WebAssembly System Interface
Other
4.92k stars 258 forks source link

Request: wasi-icu #590

Open oovm opened 8 months ago

oovm commented 8 months ago

I had some difficulties writing features such as string iterators under utf8 and wtf16, parsers with unicode character properties, and time-related formatters, and I realized that I needed some standard interfaces related to internationalization.

Can wasi standardize the International Components for Unicode interfaces?

Advantage

The host implementation can greatly reduce the size of wasm, does not need to embed a huge dictionary, no loading time, has better performance, and can maintain follow-up standards, which can evolve to a new version of icu without updating the distributed binary.

These advantages are not available with sdk embedding or guest embedding.

Moreover, some rules of the icu standard are very complex, and non-experts will implement them incorrectly. It is costly for all languages to implement them individually.

Disadvantages

Not quite in line with WebAssembly System Interfaces, but in line with WebAssembly Standard Interfaces.

Related

kaizhu256 commented 8 months ago

+1

it would allow sqlite to easily extend regexp-replace in webassembly (https://github.com/sqlite/sqlite/blob/master/ext/icu/icu.c)

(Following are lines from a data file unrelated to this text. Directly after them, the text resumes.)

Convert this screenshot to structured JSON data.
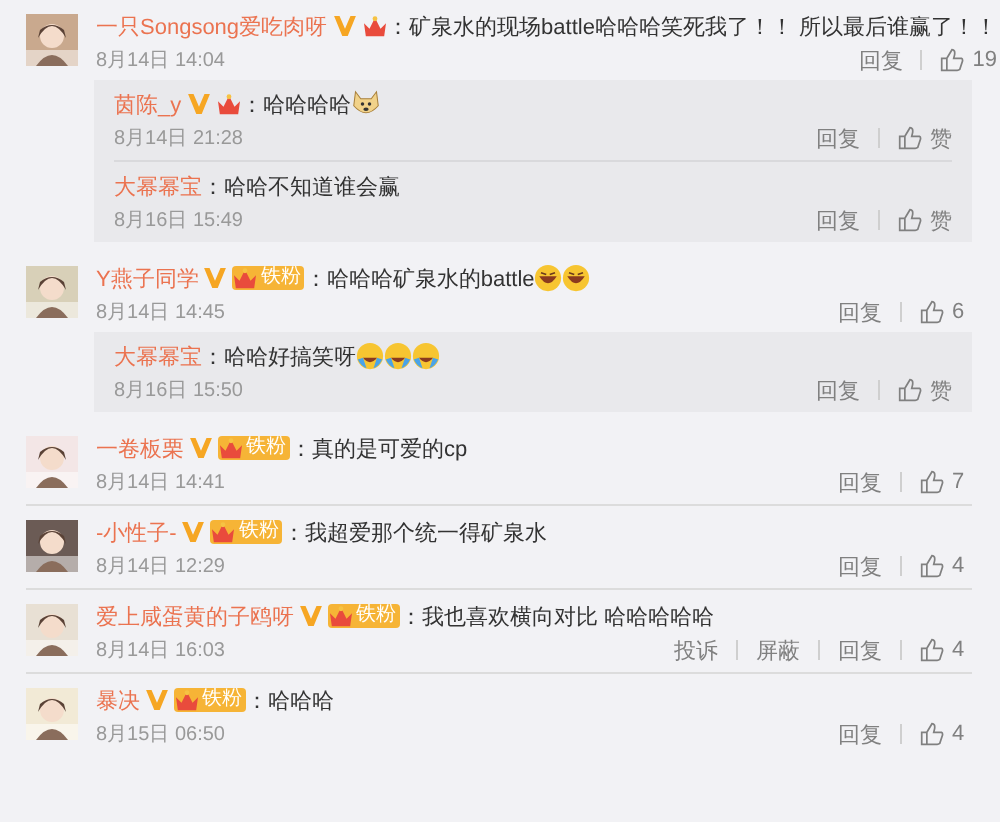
{
  "comments": [
    {
      "name": "一只Songsong爱吃肉呀",
      "text": "：矿泉水的现场battle哈哈哈笑死我了！！ 所以最后谁赢了！！",
      "time": "8月14日 14:04",
      "actions": [
        "回复"
      ],
      "likes": "19",
      "replies": [
        {
          "name": "茵陈_y",
          "verified": true,
          "text": "：哈哈哈哈",
          "emojis": [
            {
              "kind": "dog"
            }
          ],
          "time": "8月14日 21:28",
          "actions": [
            "回复"
          ],
          "like": "赞"
        },
        {
          "name": "大幂幂宝",
          "verified": false,
          "text": "：哈哈不知道谁会赢",
          "time": "8月16日 15:49",
          "actions": [
            "回复"
          ],
          "like": "赞"
        }
      ]
    },
    {
      "name": "Y燕子同学",
      "fan_label": "铁粉",
      "text": "：哈哈哈矿泉水的battle",
      "emojis": [
        {
          "kind": "laugh"
        },
        {
          "kind": "laugh"
        }
      ],
      "time": "8月14日 14:45",
      "actions": [
        "回复"
      ],
      "likes": "6",
      "replies": [
        {
          "name": "大幂幂宝",
          "verified": false,
          "text": "：哈哈好搞笑呀",
          "emojis": [
            {
              "kind": "cry"
            },
            {
              "kind": "cry"
            },
            {
              "kind": "cry"
            }
          ],
          "time": "8月16日 15:50",
          "actions": [
            "回复"
          ],
          "like": "赞"
        }
      ]
    },
    {
      "name": "一卷板栗",
      "fan_label": "铁粉",
      "text": "：真的是可爱的cp",
      "time": "8月14日 14:41",
      "actions": [
        "回复"
      ],
      "likes": "7"
    },
    {
      "name": "-小性子-",
      "fan_label": "铁粉",
      "text": "：我超爱那个统一得矿泉水",
      "time": "8月14日 12:29",
      "actions": [
        "回复"
      ],
      "likes": "4"
    },
    {
      "name": "爱上咸蛋黄的子鸥呀",
      "fan_label": "铁粉",
      "text": "：我也喜欢横向对比 哈哈哈哈哈",
      "time": "8月14日 16:03",
      "actions": [
        "投诉",
        "屏蔽",
        "回复"
      ],
      "likes": "4"
    },
    {
      "name": "暴决",
      "fan_label": "铁粉",
      "text": "：哈哈哈",
      "time": "8月15日 06:50",
      "actions": [
        "回复"
      ],
      "likes": "4"
    }
  ]
}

sunfishcode commented 8 months ago

I wonder how feasible it would be to adapt ICU4X's language-bindings system to (semi-)automatically produce a Wit API.

devsnek commented 8 months ago

@sffc i think we discussed something like this at one point... do you think diplomat could be up to the task?

sffc commented 8 months ago

It makes sense to have bindings to system libraries in order to reduce binary size. ICU4X can of course serve as a polyfill when a platform API is unavailable. For example, Android, Windows, and iOS (and maybe others) have standard APIs that can be wrapped for a subset of i18n functionality without adding any additional dependencies.

On the specifics:

string iterators under utf8 and wtf16

Many modern programming languages give you this for free. If in Rust, UTF-8 iteration is built in, and for UTF-16 you can use the lightweight utf16_iter crate. In C++, I like to use the macros in ICU4C utf8.h or utf16.h, which do not require any runtime library dependencies (you can include them at build time only).

parsers with unicode character properties

What are you trying to parse? If you're talking about regular expressions, that is an interesting topic requiring further evaluation, because you'll need not only ICU4* for the properties but also a regex engine.

time-related formatters

This is of course ICU4*'s core competency.

Other features not mentioned here are Collator and Normalizer. These are smaller, data-heavy APIs that might be good starting points.

When doing API design, I encourage using the ECMA-402 API surface.

sunfishcode commented 8 months ago

Thanks! The main thing this needs now is for some people to volunteer to be champions, who can put together an API proposal, and ideally also a prototype implementation.

guybedford commented 8 months ago

Just to note having a standard interface here, either available as a component or host API, would be directly useful for JS component runtimes like ComponentizeJS and Fastly's JS Compute Runtime to support ECMA-402.